Sen. Roy Baker of Lincoln, was concerned that individuals may try to abuse the system to get their records cleared even if they weren't involved in human trafficking.
Pansing Brooks said she partnered with other states and there has not been a single case with a false report of human trafficking so far.
"It's our duty as lawmakers to make sure every citizen has an equitable chance at living a decent life," Pansing Brooks said.
Meghan Malik testified on behalf of the Women's Fund of Omaha in support of LB 1132.
Malik cited a study from Creighton University that found over 900 individuals are trafficked every month online in Nebraska.
"We must pass a law that does not put undue burden on victims," Malik said.
Sally Richardson, a sex trafficking victim from South Dakota who has lobbied successfully for related laws there, told the committee she was trafficked by her ex-husband and convicted of crimes. Richardson said the bill would serve individuals like herself.

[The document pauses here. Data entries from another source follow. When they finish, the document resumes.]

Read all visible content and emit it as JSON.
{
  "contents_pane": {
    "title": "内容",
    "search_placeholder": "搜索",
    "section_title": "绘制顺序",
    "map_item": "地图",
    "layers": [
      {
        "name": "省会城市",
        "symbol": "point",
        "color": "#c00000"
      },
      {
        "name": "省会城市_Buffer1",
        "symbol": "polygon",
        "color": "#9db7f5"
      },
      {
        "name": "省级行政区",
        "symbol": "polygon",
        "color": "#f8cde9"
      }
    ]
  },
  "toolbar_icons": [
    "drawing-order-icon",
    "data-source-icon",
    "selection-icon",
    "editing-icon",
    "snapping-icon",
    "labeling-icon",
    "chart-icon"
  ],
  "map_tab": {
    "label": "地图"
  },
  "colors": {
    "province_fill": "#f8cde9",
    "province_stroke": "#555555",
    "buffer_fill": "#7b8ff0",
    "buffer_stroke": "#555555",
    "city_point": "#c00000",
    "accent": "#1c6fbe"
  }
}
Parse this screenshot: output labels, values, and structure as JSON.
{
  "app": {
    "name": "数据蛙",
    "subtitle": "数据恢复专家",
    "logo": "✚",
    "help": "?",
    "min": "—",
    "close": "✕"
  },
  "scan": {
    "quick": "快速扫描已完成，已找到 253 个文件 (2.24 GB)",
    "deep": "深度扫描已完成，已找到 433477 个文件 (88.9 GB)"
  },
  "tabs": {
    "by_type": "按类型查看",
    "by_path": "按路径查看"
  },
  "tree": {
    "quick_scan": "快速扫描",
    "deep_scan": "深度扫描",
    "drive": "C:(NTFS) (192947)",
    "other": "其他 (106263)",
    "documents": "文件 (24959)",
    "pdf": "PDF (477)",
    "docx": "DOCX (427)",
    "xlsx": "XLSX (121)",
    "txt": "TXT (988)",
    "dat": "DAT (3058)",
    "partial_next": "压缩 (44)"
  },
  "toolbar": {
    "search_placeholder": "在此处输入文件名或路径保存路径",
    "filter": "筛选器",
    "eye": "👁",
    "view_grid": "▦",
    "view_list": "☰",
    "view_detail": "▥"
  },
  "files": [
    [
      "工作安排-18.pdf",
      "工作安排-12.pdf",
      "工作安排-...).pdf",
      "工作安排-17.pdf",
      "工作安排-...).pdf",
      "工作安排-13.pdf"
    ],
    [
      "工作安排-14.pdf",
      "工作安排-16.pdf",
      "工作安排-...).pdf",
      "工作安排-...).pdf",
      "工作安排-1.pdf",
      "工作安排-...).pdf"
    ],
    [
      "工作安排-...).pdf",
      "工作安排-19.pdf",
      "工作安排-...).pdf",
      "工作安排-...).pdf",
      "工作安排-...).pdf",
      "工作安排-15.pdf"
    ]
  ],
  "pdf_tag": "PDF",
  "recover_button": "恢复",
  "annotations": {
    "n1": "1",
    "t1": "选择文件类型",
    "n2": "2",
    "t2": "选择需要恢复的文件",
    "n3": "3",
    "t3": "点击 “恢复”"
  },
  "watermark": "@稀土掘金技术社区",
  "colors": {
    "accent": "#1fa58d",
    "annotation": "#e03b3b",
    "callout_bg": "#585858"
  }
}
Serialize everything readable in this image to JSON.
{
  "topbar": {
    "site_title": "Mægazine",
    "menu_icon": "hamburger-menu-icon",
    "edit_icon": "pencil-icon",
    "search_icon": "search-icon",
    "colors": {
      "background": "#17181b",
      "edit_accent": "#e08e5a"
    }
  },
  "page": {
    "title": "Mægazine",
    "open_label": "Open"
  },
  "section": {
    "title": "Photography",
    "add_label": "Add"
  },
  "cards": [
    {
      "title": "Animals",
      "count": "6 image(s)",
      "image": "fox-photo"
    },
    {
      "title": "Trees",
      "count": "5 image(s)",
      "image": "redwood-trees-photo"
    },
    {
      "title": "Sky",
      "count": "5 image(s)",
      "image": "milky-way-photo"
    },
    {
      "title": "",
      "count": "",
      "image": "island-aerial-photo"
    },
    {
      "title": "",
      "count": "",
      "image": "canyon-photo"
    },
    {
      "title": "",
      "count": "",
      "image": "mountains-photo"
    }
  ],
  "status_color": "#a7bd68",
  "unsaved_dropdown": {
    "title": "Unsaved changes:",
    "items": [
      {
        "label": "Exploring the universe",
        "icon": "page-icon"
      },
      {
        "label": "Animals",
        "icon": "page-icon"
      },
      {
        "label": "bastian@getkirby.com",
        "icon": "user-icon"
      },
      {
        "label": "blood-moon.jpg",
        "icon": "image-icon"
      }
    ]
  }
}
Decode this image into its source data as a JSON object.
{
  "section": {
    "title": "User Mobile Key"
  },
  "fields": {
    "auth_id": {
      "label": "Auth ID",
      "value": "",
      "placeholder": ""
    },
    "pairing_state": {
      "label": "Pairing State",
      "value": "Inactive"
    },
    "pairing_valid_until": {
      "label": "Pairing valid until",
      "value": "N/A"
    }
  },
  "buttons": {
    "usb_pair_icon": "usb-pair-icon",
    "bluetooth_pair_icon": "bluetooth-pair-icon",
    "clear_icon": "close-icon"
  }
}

Douglas County Sheriff Timothy Dunning also testified on behalf of the bill.
"This is definitely an issue we see here in Nebraska," Dunning said. "This is not an Omaha problem but a Nebraska problem no matter how small your community may seem."
Shawn Renner was the only individual to provide opposing testimony. Renner is a lawyer in Lincoln and represented news media.
Renner said he was concerned with the expunging and sealing of criminal records because the media use those records in their reporting. He said he was also concerned that hearings could be held in a closed court proceeding, which he said would be unconstitutional.
Pansing Brooks said there is a special provision that allows closed courtrooms in special situations and she believes sex trafficking would be one of them.
"We need to be protecting the people we were arresting previously," Pansing Brooks said.
The committee took no immediate action on the bill.